Per lo sprezzo dei diritti umani che esibiscono, non provo alcuna simpatia nei confronti dei regimi dell’Arabia Saudita e dell’Iran. Ammiro le raffinatezze della loro cultura e provo soggezione per questi Paesi che rappresentano le terre-faro delle rispettive tradizioni musulmane: l’Arabia per i sunniti e l’Iran per gli sciiti. In determinati momenti della storia hanno espresso autentiche vette di civiltà, ma oggi sono impresentabili. Da giornalista non posso, per esempio, perdonare al principe saudita Mohammed bin Salman di essere stato il probabilissimo mandante della cattura e poi dell’autentica macellazione del collega dissidente Jamal Khashoggi nel 2018. Ovviamente, trovo meschino che buona parte dell’Occidente faccia affari con un simile individuo.
Dell’Iran che appende alle gru chi protesta in piazza non posso dire meglio. L’ultimo «banale» episodio delle ragazze costrette a pubblica ammenda perché hanno osato danzare a capo scoperto il giorno della festa delle donne andrebbe annoverato tra i punti simbolicamente più bassi di questa straordinaria civiltà.
Eppure, nei giorni scorsi, qualcosa di buono l’Arabia Saudita e l’Iran l’hanno fatto: sotto l’egida di Pechino hanno annunciato che riallacceranno le reazioni diplomatiche, interrotte sette anni fa dopo che i manifestanti nella Repubblica islamica hanno preso d’assalto le missioni diplomatiche saudite in seguito all’esecuzione a Ryad di un famoso religioso sciita. Le ruggini sono più antiche. Dalla creazione della Repubblica islamica dell’Iran nel 1979, i Paesi sunniti accusano Teheran di voler «esportare» la propria rivoluzione. Da allora, tra Ryad e Teheran è in corso una violentissima partita a scacchi, dove lo scacchiere è l’intero Medio Oriente. In Siria, per esempio, l’Iran sostiene il presidente Bashar al-Assad e l’Arabia Saudita i ribelli. Nello Yemen, invece, Ryad ha formato nel 2015 una coalizione araba sunnita a favore del presidente yemenita e Teheran aiuta i ribelli sciiti Houthi.

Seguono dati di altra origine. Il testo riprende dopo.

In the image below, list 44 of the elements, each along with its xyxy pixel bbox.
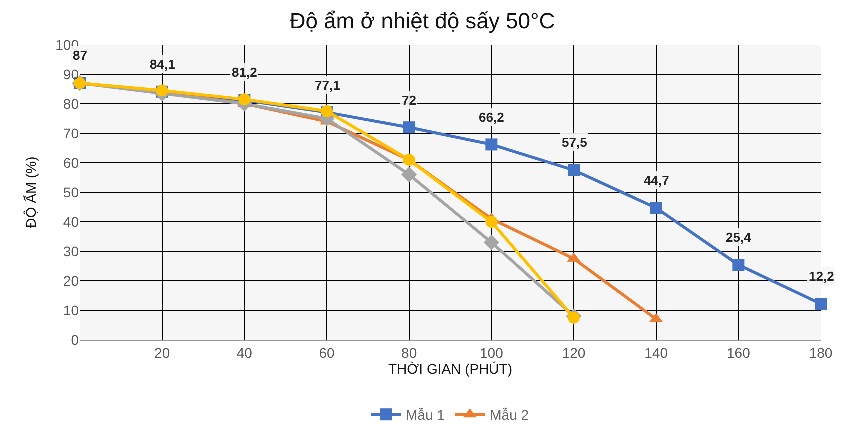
data-label: 81,2 [232,65,258,80]
point [403,154,416,166]
y-tick-label: 20 [63,272,80,289]
y-tick-label: 10 [63,302,80,318]
x-tick-label: 180 [809,344,833,361]
x-tick-label: 140 [644,344,668,361]
y-tick-label: 70 [63,125,80,142]
data-label: 72 [402,93,416,108]
data-label: 66,2 [479,110,504,125]
x-tick-label: 60 [319,344,335,361]
x-axis-title: THỜI GIAN (PHÚT) [388,361,512,378]
x-tick-label: 20 [154,344,170,361]
legend-label: Mẫu 2 [490,407,530,424]
data-label: 25,4 [726,230,752,245]
y-tick-label: 30 [63,243,80,260]
point [484,234,500,250]
point [650,202,662,214]
x-tick-label: 120 [562,344,586,361]
point [815,298,827,310]
data-label: 44,7 [644,173,670,188]
y-tick-label: 80 [63,96,80,112]
point [732,259,745,272]
data-label: 84,1 [150,57,176,72]
y-tick-label: 90 [63,66,80,82]
point [568,164,580,176]
data-label: 87 [73,48,88,63]
point [486,216,498,228]
legend-label: Mẫu 1 [406,407,446,424]
x-tick-label: 80 [402,344,418,361]
data-label: 12,2 [809,269,834,284]
y-tick-label: 60 [63,154,80,171]
x-tick-label: 100 [480,344,504,361]
y-axis-title: ĐỘ ẨM (%) [23,156,40,228]
point [403,122,416,134]
y-tick-label: 50 [63,184,80,200]
y-tick-label: 40 [63,214,80,230]
data-label: 57,5 [562,135,588,150]
point [486,138,498,151]
x-tick-label: 160 [726,344,751,361]
chart-title: Độ ẩm ở nhiệt độ sấy 50°C [290,8,556,34]
y-tick-label: 0 [71,332,80,348]
data-label: 77,1 [315,78,340,93]
point [402,167,418,183]
x-tick-label: 40 [236,344,253,361]
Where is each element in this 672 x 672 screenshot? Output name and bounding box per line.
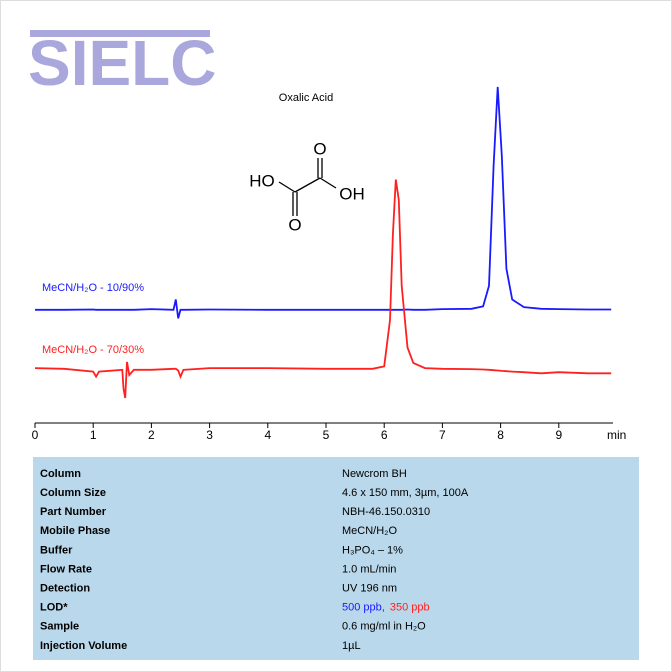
x-unit: min	[607, 428, 626, 442]
x-tick-label: 2	[148, 428, 155, 442]
row-value: Newcrom BH	[342, 468, 407, 480]
series-label: MeCN/H₂O - 10/90%	[42, 282, 144, 294]
row-value: 350 ppb	[390, 602, 430, 614]
row-label: Flow Rate	[40, 563, 92, 575]
series-label: MeCN/H₂O - 70/30%	[42, 344, 144, 356]
row-label: Part Number	[40, 506, 107, 518]
row-label: Sample	[40, 621, 79, 633]
trace	[35, 86, 612, 319]
trace	[34, 179, 612, 399]
x-tick-label: 7	[439, 428, 446, 442]
row-label: Column	[40, 468, 81, 480]
row-label: Column Size	[40, 487, 106, 499]
row-value: 1µL	[342, 640, 361, 652]
x-tick-label: 8	[497, 428, 504, 442]
atom-label: O	[288, 215, 301, 234]
x-tick-label: 4	[264, 428, 271, 442]
row-label: Mobile Phase	[40, 525, 110, 537]
x-tick-label: 6	[381, 428, 388, 442]
row-value: 4.6 x 150 mm, 3µm, 100A	[342, 487, 469, 499]
row-value: NBH-46.150.0310	[342, 506, 430, 518]
x-tick-label: 5	[323, 428, 330, 442]
row-label: Buffer	[40, 544, 73, 556]
atom-label: O	[313, 139, 326, 158]
x-tick-label: 9	[555, 428, 562, 442]
row-value: 500 ppb,	[342, 602, 385, 614]
x-tick-label: 1	[90, 428, 97, 442]
row-value: 0.6 mg/ml in H₂O	[342, 621, 426, 633]
row-value: UV 196 nm	[342, 583, 397, 595]
row-value: H₃PO₄ – 1%	[342, 544, 403, 556]
x-tick-label: 0	[32, 428, 39, 442]
structure	[278, 158, 337, 216]
table: Column Newcrom BH Column Size 4.6 x 150 mm,…	[40, 468, 469, 652]
row-value: MeCN/H₂O	[342, 525, 397, 537]
logo-bar	[30, 30, 210, 37]
x-tick-label: 3	[206, 428, 213, 442]
row-label: LOD*	[40, 602, 68, 614]
atom-label: HO	[249, 171, 275, 190]
bond	[294, 177, 321, 193]
logo: SIELC	[28, 27, 216, 99]
bond	[319, 177, 337, 189]
table-bg	[33, 457, 639, 660]
row-label: Injection Volume	[40, 640, 127, 652]
row-label: Detection	[40, 583, 90, 595]
atom-label: OH	[339, 184, 365, 203]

Non sappiamo se e quando avverrà il riavvicinamento tra le due potenze e non riusciamo ad immaginare quanto sia sincero. Mohammed bin Salman aveva descritto il leader supremo iraniano come il «nuovo Hitler». E tanto basti per capire una logica che da qui spesso sfugge: all’interno del mondo musulmano il peggior nemico è spesso il musulmano dell’altra corrente. Solo in seconda battuta è l’Occidente.
Ciò detto e incrociando le dita, la ripresa del dialogo tra i due acerrimi rivali è una buona notizia. Forse è ingenuo immaginare una pacificazione del Medio Oriente. A noi basterebbe anche «solo» l’inizio della fine della guerra nello Yemen. È infatti poco probabile, come osservava il «Guardian», che Ryad abbia concluso un accordo con l’Iran senza costringerlo a cessare la fornitura di armi agli Houthi. E un paio di settimane fa il ministro degli Esteri saudita aveva giurato che la massima priorità del suo Paese era «trovare un modo per ottenere un cessate il fuoco permanente nello Yemen». Volesse il cielo.
Quella dello Yemen è una gigantesca tragedia negletta. Nel Paese muoiono da uno a due civili all’ora. La guerra civile, iniziata nel 2014, ha causato centinaia di migliaia di vittime, e la sopravvivenza dell’80% degli yemeniti, pari a 20 milioni di persone, dipende in toto dagli aiuti umanitari.
Se questa mattanza finisse, gli unici a rimetterci sarebbero i produttori di armi in Francia, negli USA, ma anche in Svizzera (l’anno scorso un’inchiesta della RTS ha rivelato che i fucili elvetici Sig Sauer 551 erano finiti – per vie misteriose – nelle mani dei soldati sauditi attivi nello Yemen). Ma siamo quasi sicuri che, con i tempi malmostosi e violenti che corrono, una tragedia in meno nel pianeta non manderebbe in crisi i loro bilanci.